Question

To avoid detection at customs, a traveler has placed 6 narcotic tablets in an Urn containing 9 vitamin pills that are similar in appearance. If the customs official selects 3 of the tablets at random for analysis, what is the probability that that the traveler will be arrested for illegal possession of narcotics?

Answer 1

Answer:

$\frac{4}{91}$

Step-by-step explanation:  

We are told that to avoid detection at customs, a traveler has placed 6 narcotic tablets in an Urn containing 9 vitamin pills that are similar in appearance.

To find the probability that the traveler will be arrested for illegal possession of narcotics we will use theoretical probability formula.

$\text{Probability}=\frac{\text{Number of favorable outcomes}}{\text{Number of possible outcomes}}$

Favorable outcomes will be $_{3}^{6}\textrm{C}$.

$\text{Favorable outcomes}=_{3}^{6}\textrm{C}=\frac{6!}{(6-3)!3!}$

$\text{Favorable outcomes}=\frac{6!}{3!3!}$

$\text{Favorable outcomes}=\frac{6\cdot 5\cdot 4\cdot3!}{3\cdot 2\cdot 1\cdot3!}$

$\text{Favorable outcomes}=\frac{6\cdot 5\cdot 4}{3\cdot 2}$

$\text{Favorable outcomes}=5\cdot 4=20$

Now let us find number of possible outcomes.

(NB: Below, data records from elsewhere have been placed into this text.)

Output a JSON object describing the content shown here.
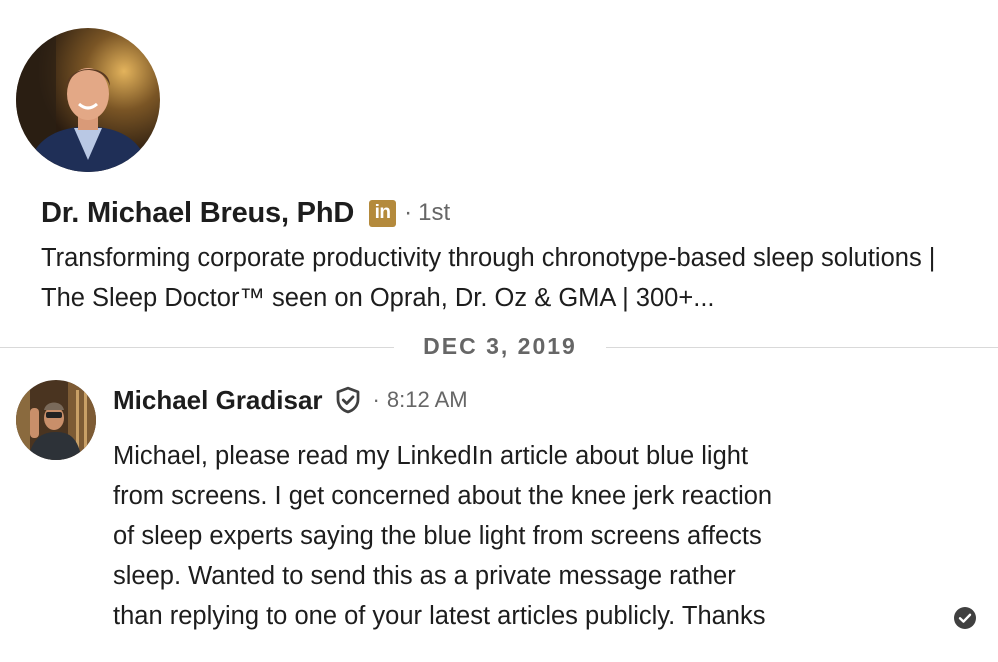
{
  "profile": {
    "avatar_icon": "profile-photo",
    "name": "Dr. Michael Breus, PhD",
    "badge": "in",
    "badge_color": "#b48a3c",
    "separator": "·",
    "degree": "1st",
    "headline": "Transforming corporate productivity through chronotype-based sleep solutions | The Sleep Doctor™ seen on Oprah, Dr. Oz & GMA | 300+..."
  },
  "conversation": {
    "date_label": "DEC 3, 2019",
    "message": {
      "sender_avatar_icon": "sender-photo",
      "sender": "Michael Gradisar",
      "verified_icon": "shield-check-icon",
      "separator": "·",
      "time": "8:12 AM",
      "lines": [
        "Michael, please read my LinkedIn article about blue light",
        "from screens. I get concerned about the knee jerk reaction",
        "of sleep experts saying the blue light from screens affects",
        "sleep. Wanted to send this as a private message rather",
        "than replying to one of your latest articles publicly. Thanks"
      ],
      "read_icon": "check-circle-icon"
    }
  }
}
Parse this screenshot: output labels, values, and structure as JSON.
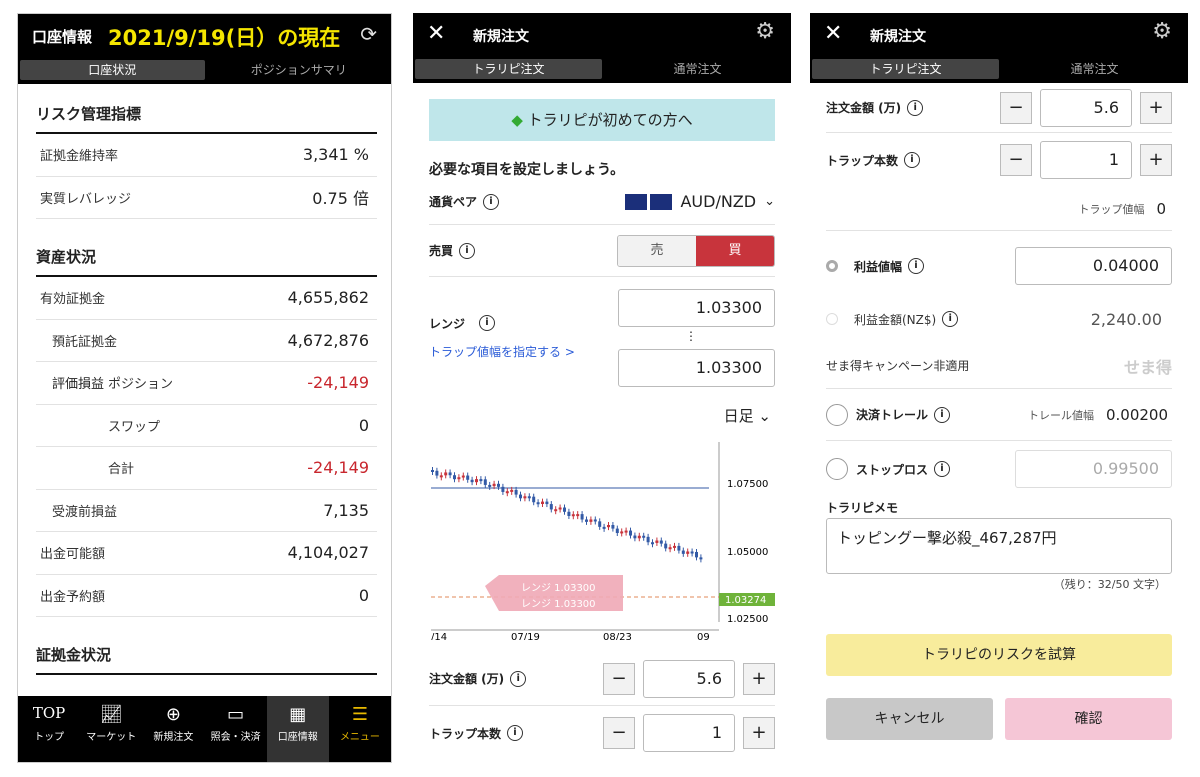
{
  "p1": {
    "title": "口座情報",
    "date": "2021/9/19(日）の現在",
    "tabs": [
      "口座状況",
      "ポジションサマリ"
    ],
    "risk_section": "リスク管理指標",
    "risk_rows": [
      {
        "label": "証拠金維持率",
        "value": "3,341 %"
      },
      {
        "label": "実質レバレッジ",
        "value": "0.75 倍"
      }
    ],
    "asset_section": "資産状況",
    "asset_rows": [
      {
        "label": "有効証拠金",
        "value": "4,655,862"
      },
      {
        "label": "預託証拠金",
        "value": "4,672,876"
      },
      {
        "label": "評価損益",
        "sub": "ポジション",
        "value": "-24,149"
      },
      {
        "label": "",
        "sub": "スワップ",
        "value": "0"
      },
      {
        "label": "",
        "sub": "合計",
        "value": "-24,149"
      },
      {
        "label": "受渡前損益",
        "value": "7,135"
      },
      {
        "label": "出金可能額",
        "value": "4,104,027"
      },
      {
        "label": "出金予約額",
        "value": "0"
      }
    ],
    "margin_section": "証拠金状況",
    "nav": [
      {
        "label": "トップ",
        "icon": "TOP"
      },
      {
        "label": "マーケット",
        "icon": "chart-icon"
      },
      {
        "label": "新規注文",
        "icon": "plus-icon"
      },
      {
        "label": "照会・決済",
        "icon": "card-icon"
      },
      {
        "label": "口座情報",
        "icon": "grid-icon"
      },
      {
        "label": "メニュー",
        "icon": "menu-icon"
      }
    ]
  },
  "p2": {
    "title": "新規注文",
    "tabs": [
      "トラリピ注文",
      "通常注文"
    ],
    "banner": "トラリピが初めての方へ",
    "prompt": "必要な項目を設定しましょう。",
    "pair_label": "通貨ペア",
    "pair_value": "AUD/NZD",
    "side_label": "売買",
    "sell": "売",
    "buy": "買",
    "range_label": "レンジ",
    "range_link": "トラップ値幅を指定する >",
    "range_high": "1.03300",
    "range_low": "1.03300",
    "timeframe": "日足",
    "chart_prices": [
      "1.07500",
      "1.05000",
      "1.03274",
      "1.02500"
    ],
    "chart_dates": [
      "/14",
      "07/19",
      "08/23",
      "09"
    ],
    "range_tag1": "レンジ 1.03300",
    "range_tag2": "レンジ 1.03300",
    "amount_label": "注文金額 (万)",
    "amount": "5.6",
    "trap_label": "トラップ本数",
    "trap": "1"
  },
  "p3": {
    "title": "新規注文",
    "tabs": [
      "トラリピ注文",
      "通常注文"
    ],
    "amount_label": "注文金額 (万)",
    "amount": "5.6",
    "trap_label": "トラップ本数",
    "trap": "1",
    "trap_width_label": "トラップ値幅",
    "trap_width": "0",
    "profit_width_label": "利益値幅",
    "profit_width": "0.04000",
    "profit_amount_label": "利益金額(NZ$)",
    "profit_amount": "2,240.00",
    "campaign": "せま得キャンペーン非適用",
    "campaign_badge": "せま得",
    "trail_label": "決済トレール",
    "trail_width_label": "トレール値幅",
    "trail_width": "0.00200",
    "stop_label": "ストップロス",
    "stop_value": "0.99500",
    "memo_label": "トラリピメモ",
    "memo": "トッピングー撃必殺_467,287円",
    "memo_count": "（残り：32/50 文字）",
    "risk_button": "トラリピのリスクを試算",
    "cancel": "キャンセル",
    "confirm": "確認"
  }
}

$\text{Number of possible outcomes}=_{3}^{15}\textrm{C}=\frac{15!}{(15-3)!3!}$

$\text{Number of possible outcomes}=\frac{15!}{12!3!}$

$\text{Number of possible outcomes}=\frac{15\cdot 14\cdot 13\cdot 12!}{12!\cdot 3\cdot 2\cdot 1}$

$\text{Number of possible outcomes}=\frac{15\cdot 14\cdot 13}{ 3\cdot 2\cdot 1}$

$\text{Number of possible outcomes}=5\cdot 7\cdot 13=455$

Upon substituting our values in probability formula we will get,

$\text{Probability that the traveler will be arrested for illegal possession of narcotics}=\frac{20}{455}$

Upon dividing numerator and denominator by 5 we will get,

$\text{Probability that the traveler will be arrested for illegal possession of narcotics}=\frac{4}{91}$

Therefore, the probability that the traveler will be arrested for illegal possession of narcotics is $\frac{4}{91}$.